The IMED has rightly focused on the needs for appointment of full-time Project Directors (PDs) for important projects, doing away with transfer of PDs and keeping them from going on foreign trips. They are supposed to be implementing projects within a time-frame and not be wanderers. To maintain time-line, consistency and quality of implementation, it is important to stick with a single PD. A new PD may mean upsetting the rhythm of work. Besides, it may encourage passing the buck on to a predecessor. In fact, it does not help auditing.
There used to be a time when development journalists joined experts to voice a demand for delegation of authority to PDs. Now the focus is on the need for a robust sense of responsibility on the part of the project directors.
It has now come to such a pass that the IMED has recommended action against officials involved in undertaking foreign trips violating the development project proformas (DPP)
It is worth mentioning, though that an internal mechanism such as the IMED made the evaluation 'as the EU found irregularities while conducting an audit of a project funded by them between November 2012 and October 2013.

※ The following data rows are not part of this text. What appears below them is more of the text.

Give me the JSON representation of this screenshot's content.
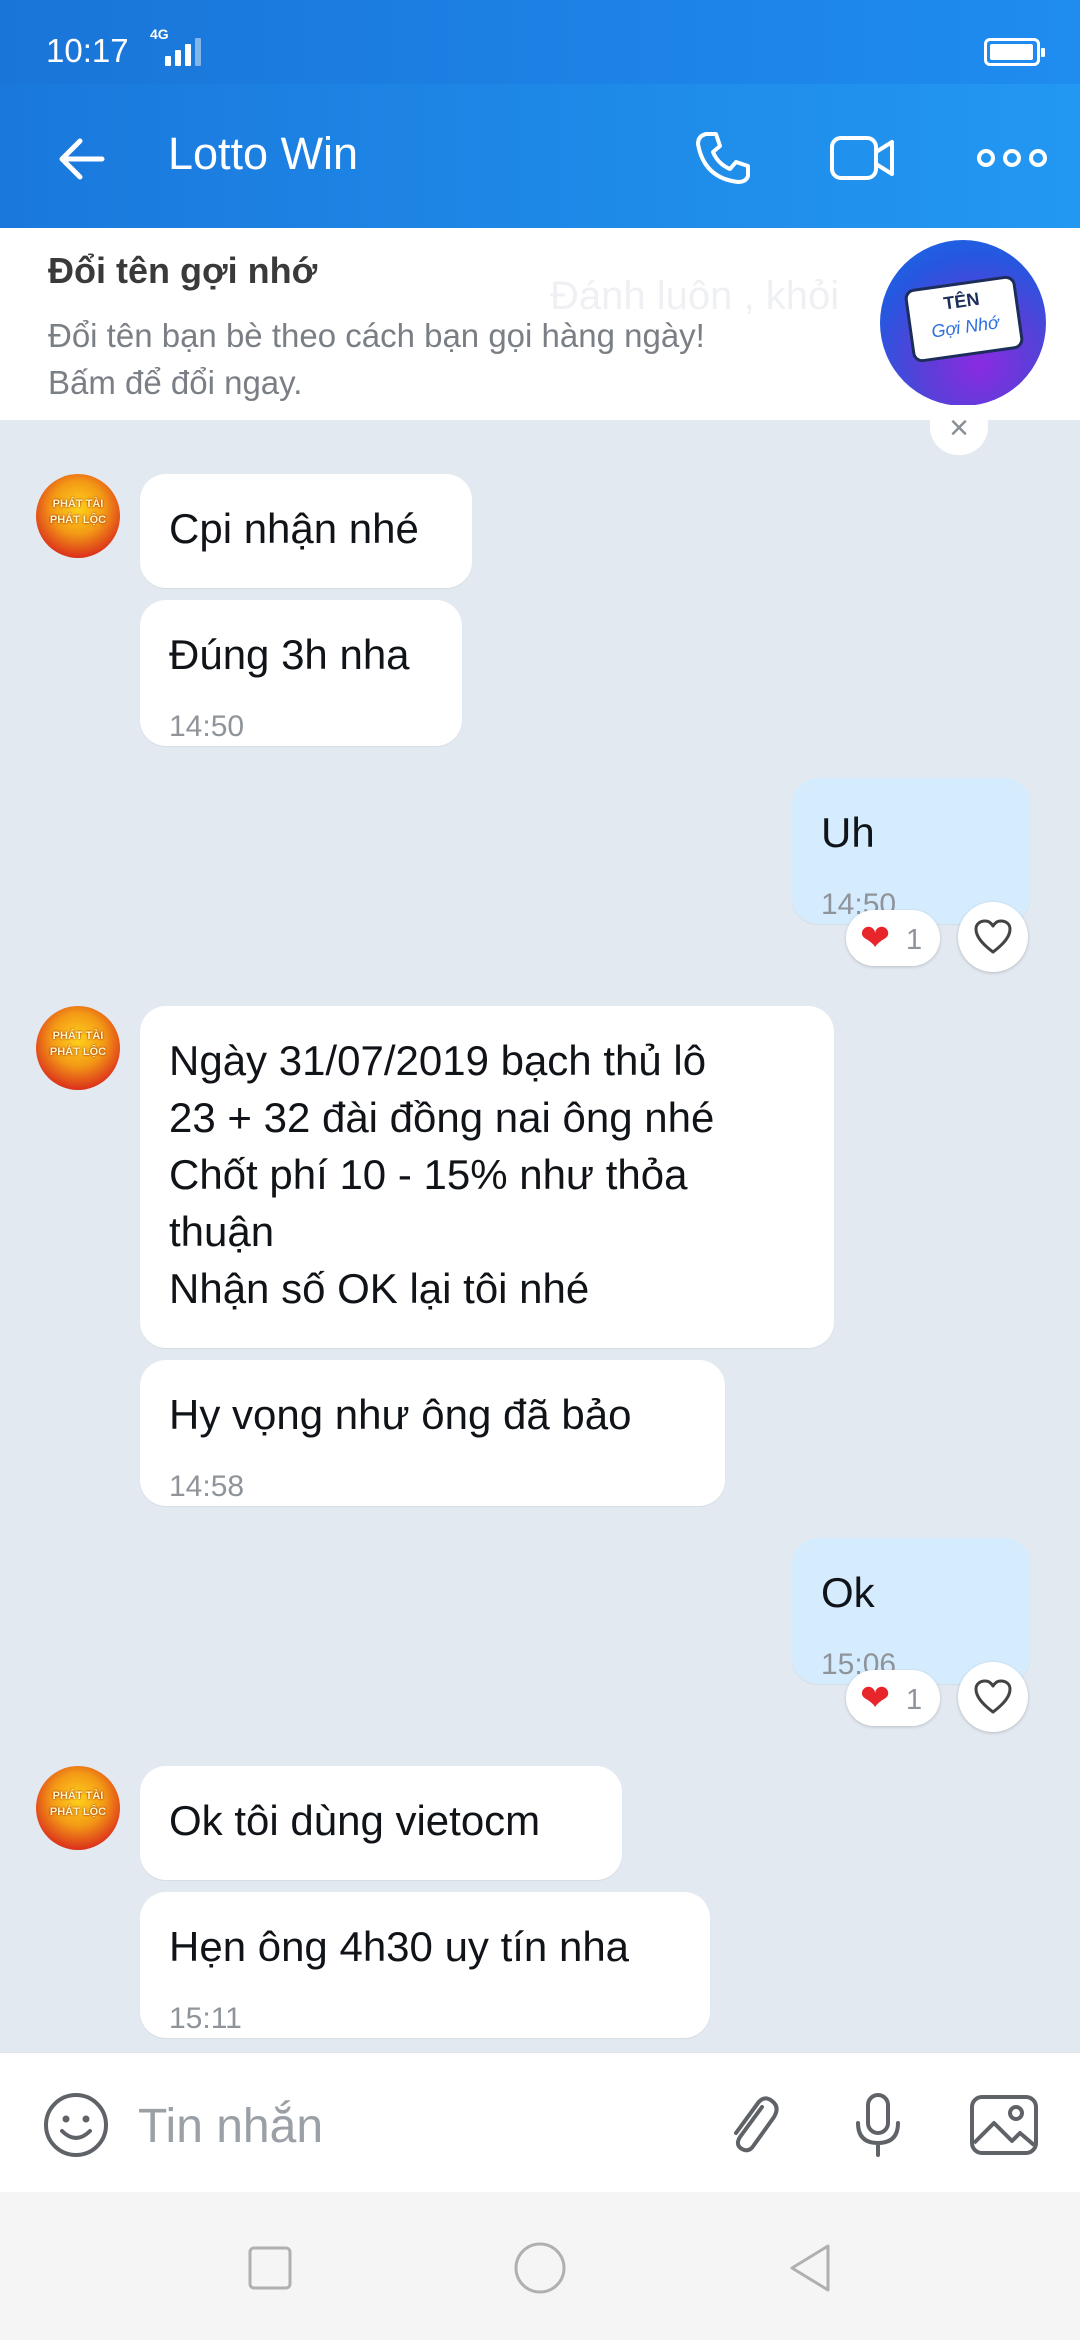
{
  "status": {
    "time": "10:17",
    "network": "4G"
  },
  "header": {
    "title": "Lotto Win"
  },
  "banner": {
    "title": "Đổi tên gợi nhớ",
    "desc_line1": "Đổi tên bạn bè theo cách bạn gọi hàng ngày!",
    "desc_line2": "Bấm để đổi ngay.",
    "ghost": "Đánh luôn , khỏi",
    "image_text_top": "TÊN",
    "image_text_bottom": "Gợi Nhớ",
    "close": "×"
  },
  "avatar_text": {
    "line1": "PHÁT TÀI",
    "line2": "PHÁT LỘC"
  },
  "messages": [
    {
      "dir": "in",
      "text": "Cpi nhận nhé",
      "time": ""
    },
    {
      "dir": "in",
      "text": "Đúng 3h nha",
      "time": "14:50"
    },
    {
      "dir": "out",
      "text": "Uh",
      "time": "14:50",
      "reaction_count": "1"
    },
    {
      "dir": "in",
      "text": "Ngày 31/07/2019 bạch thủ lô\n23 + 32 đài đồng nai ông nhé\nChốt phí 10 - 15% như thỏa\nthuận\nNhận số OK lại tôi nhé",
      "time": ""
    },
    {
      "dir": "in",
      "text": "Hy vọng như ông đã bảo",
      "time": "14:58"
    },
    {
      "dir": "out",
      "text": "Ok",
      "time": "15:06",
      "reaction_count": "1"
    },
    {
      "dir": "in",
      "text": "Ok tôi dùng vietocm",
      "time": ""
    },
    {
      "dir": "in",
      "text": "Hẹn ông 4h30 uy tín nha",
      "time": "15:11"
    }
  ],
  "input": {
    "placeholder": "Tin nhắn"
  },
  "icons": {
    "back": "arrow-left-icon",
    "call": "phone-icon",
    "video": "video-camera-icon",
    "more": "more-dots-icon",
    "emoji": "emoji-icon",
    "attach": "paperclip-icon",
    "mic": "microphone-icon",
    "image": "image-icon"
  },
  "colors": {
    "header": "#1f8cf0",
    "chat_bg": "#e2e9f1",
    "outgoing_bubble": "#d4ecfe",
    "heart": "#e8252b"
  }
}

Yes, whilst implementing land management modernization projects by using different pieces of software, the IMED suggested they use uniform and standard software both centrally as well as at field level.
The Bangladesh Railway (BR) has taken opacity or an experimental novelty a step further, indulging in quite an unpoetic liberty -- with its remit. On demand by the Parliamentary Standing Committee on Ministry of Railways, BR has submitted a list of 53 projects involving about TK 990 billion under implementation by 26 project directors.
It is mind-boggling to know that five PDs were implementing as many as 24 projects. This is tantamount to violating the directives of the Prime Minister, the Planning Commission as well as the government rules.
One could not agree more with the chairman of the standing committee who reportedly reprimanded the BR authority asking whether the PDs were supermen. Or, else how could they take on the responsibility of so many projects?
Hopefully, one PD would be put in charge of a single project, and depending on the size of the project, at best two may be allowed to a PD.
In the meanwhile, whose heads should roll for the time lost through an absolutely unnecessary tangle?